While many are clamoring for the apps to have widespread use in order to be effective at slowing the spread of coronavirus, cryptographer Bruce Schneier argues that such apps will be “worse than useless.”

The Daily Swig reports:

“Contact tracing uses Bluetooth or GPS and then Bluetooth to try to get within six feet. We know that the error rates of that are surprisingly high,” Schneier said during a BlackHat webcast on Thursday (April 16).

“And there’ll be a lot of instances where the system will register a contact when there actually isn’t one.”

False positives could arise, for example, when someone was “within two feet of someone who has Covid-19 for eight hours”, but there was a wall between them because they were in adjacent hotel rooms.

False negatives can arise when a contact isn’t registered because people happen not to be carrying their smartphones.

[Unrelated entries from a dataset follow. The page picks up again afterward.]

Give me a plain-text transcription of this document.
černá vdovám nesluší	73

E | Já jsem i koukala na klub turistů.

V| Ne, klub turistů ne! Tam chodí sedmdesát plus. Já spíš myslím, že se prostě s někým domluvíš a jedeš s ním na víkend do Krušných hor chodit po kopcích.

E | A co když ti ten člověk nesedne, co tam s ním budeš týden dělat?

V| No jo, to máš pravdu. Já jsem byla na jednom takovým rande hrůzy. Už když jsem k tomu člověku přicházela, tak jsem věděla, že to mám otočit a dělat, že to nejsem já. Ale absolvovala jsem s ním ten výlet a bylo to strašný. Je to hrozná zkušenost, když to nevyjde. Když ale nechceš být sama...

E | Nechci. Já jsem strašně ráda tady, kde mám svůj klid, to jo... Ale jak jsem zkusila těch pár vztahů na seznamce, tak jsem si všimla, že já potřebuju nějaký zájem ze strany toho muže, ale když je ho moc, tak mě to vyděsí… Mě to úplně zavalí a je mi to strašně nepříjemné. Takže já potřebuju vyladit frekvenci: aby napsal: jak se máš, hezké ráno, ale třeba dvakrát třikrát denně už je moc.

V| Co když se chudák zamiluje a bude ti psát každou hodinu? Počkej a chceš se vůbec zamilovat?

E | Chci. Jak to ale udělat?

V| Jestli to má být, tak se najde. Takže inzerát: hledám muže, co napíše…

That’s aside from the problem of getting people to install contact-tracing apps on a voluntary basis. Schneier suggested uptake might be only around 20%.

“We don’t know the percentage of contacts that result in infections, but that rate actually isn’t that high,” Schneier added. “So basically, I built a system that will do nothing but false alarm.”

“And when I have a system and it alarms, there’s nothing I can do. I can’t go get a test. So, we put the system in place. It’s going to false alarm. Everyone will say, ‘Don’t use it. It doesn’t tell you anything useful,’” he said.

“You know, it’s stupid and we’ll ignore it,” Schneier declared. “But building a system with that kind of error rate is even worse than having no system at all.”